Mendengar jawaban itu, seketika wajah anak muda itu berubah. Ketika
Asy-Syaikh Al-’Utsaimin datang, anak muda itu menangis dan mencium
kening beliau. Setelah peristiwa itu ia mengalami perubahan dan menjadi
anak muda yang shaleh. (Al-Jami’ li-Hayat Al-’Allammah Muhammad bin
Shalih Al-Utsaimin, hal. 41)
“…saya akan keluar untuk mendorong.”
Suatu ketika Asy-Syaikh Al-Utsaimin naik sebuah mobil tua milik salah
seorang temannya yang mudah mogok. Dalam perjalanan mobil itupun mogok
dan Asy-Syaikh Al-’Utsaimin berkata kepada sopir mobil, “Tinggallah kamu
di tempatmu, saya akan keluar untuk mendorong.” Asy-Syaikh
Al-’Utsaimin keluar dari mobil dan mendorong seorang diri sampai mobil
itu berjalan lagi. Kejadian ini merupakan gambaran betapa beliau
rahimahullah sangat rendah hati. (Al-Jami’ li-Hayat Al-’Allammah
Muhammad bin Shalih Al-Utsaimin, hal. 42)
“Subhanallah, beliau yang
sudah tua lebih memilih berdiri untuk shalat.” Seorang murid Asy-Syaikh
Al-’Utsaimin asal Kuwait yang telah belajar selama lima tahun dan
dikenal sebagai murid yang sangat rajin menceritakan: Saya pernah
menemani Asy-Syaikh Al-’Utsaimin dalam perjalanan dari Unaizah menuju
Riyadh dan kemudian dilanjutkan ke Mekkah untuk umrah.

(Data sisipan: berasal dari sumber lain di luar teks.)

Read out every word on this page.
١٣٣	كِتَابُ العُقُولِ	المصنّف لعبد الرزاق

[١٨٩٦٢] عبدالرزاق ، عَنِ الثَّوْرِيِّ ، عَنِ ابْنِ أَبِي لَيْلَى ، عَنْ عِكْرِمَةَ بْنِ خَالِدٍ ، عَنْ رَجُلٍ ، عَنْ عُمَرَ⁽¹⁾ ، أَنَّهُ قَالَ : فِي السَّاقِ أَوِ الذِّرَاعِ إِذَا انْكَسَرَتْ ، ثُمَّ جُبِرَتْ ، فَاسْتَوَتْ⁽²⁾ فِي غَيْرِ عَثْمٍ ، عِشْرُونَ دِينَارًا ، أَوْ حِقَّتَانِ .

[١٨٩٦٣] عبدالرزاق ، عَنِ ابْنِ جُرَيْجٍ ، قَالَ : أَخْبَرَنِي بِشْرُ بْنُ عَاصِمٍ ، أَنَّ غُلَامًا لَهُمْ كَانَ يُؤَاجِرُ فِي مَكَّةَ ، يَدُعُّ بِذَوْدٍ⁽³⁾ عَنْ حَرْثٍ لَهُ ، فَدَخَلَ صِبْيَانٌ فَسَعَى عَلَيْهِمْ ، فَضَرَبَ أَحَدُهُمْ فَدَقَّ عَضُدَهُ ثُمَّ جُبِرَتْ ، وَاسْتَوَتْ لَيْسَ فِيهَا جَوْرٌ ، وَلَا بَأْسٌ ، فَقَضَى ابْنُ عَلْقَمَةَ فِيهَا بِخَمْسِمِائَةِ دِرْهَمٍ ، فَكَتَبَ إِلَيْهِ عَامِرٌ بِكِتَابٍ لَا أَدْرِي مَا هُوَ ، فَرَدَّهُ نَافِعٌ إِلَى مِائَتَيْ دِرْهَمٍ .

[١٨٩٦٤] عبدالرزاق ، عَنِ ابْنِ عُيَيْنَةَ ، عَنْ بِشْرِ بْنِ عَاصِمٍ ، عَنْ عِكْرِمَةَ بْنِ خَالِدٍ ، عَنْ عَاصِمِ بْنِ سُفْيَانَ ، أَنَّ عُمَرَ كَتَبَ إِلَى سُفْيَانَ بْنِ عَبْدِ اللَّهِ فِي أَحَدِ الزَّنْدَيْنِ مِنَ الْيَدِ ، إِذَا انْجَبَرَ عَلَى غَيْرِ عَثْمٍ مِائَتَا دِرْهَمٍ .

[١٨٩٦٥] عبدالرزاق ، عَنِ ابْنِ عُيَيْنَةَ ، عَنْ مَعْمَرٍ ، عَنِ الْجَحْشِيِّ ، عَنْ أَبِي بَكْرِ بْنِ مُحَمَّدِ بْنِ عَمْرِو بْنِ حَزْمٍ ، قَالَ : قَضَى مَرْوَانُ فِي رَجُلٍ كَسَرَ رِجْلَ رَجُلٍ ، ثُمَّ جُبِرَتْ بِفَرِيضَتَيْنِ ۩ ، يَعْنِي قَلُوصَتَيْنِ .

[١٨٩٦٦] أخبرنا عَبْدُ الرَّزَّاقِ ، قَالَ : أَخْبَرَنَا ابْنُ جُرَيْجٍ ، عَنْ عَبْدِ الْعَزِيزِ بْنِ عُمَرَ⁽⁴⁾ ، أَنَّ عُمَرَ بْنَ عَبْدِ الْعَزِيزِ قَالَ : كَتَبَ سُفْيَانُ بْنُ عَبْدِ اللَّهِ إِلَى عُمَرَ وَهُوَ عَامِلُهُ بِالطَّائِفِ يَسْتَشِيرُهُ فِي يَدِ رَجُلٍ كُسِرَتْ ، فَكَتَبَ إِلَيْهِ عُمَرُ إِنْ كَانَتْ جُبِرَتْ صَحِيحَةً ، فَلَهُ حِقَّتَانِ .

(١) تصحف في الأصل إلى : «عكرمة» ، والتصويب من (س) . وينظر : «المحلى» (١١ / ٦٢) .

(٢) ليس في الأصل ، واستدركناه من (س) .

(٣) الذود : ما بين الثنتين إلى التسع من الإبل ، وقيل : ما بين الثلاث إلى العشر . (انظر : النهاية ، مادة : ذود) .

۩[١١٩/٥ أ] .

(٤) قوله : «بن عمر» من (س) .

Usai menunaikan
umrah, semua anggota rombongan minta ijin kepada Asy-Syaikh Al-’Utsaimin
untuk istirahat karena kelelahan setelah melakukan perjalanan panjang
yang dilanjutkan dengan umrah pada hari yang sama. Salah seorang
anggota rombongan bernama Asy-Syaikh Hamad menceritakan bahwa dirinya
terbangun di tengah malam dan mendapati Asy-Syaikh Al-’Utsaimin sedang
shalat. Ia berkata, “Subhanallah, saya yang masih muda memilih tidur
sementara beliau yang sudah tua lebih memilih berdiri untuk sholat.”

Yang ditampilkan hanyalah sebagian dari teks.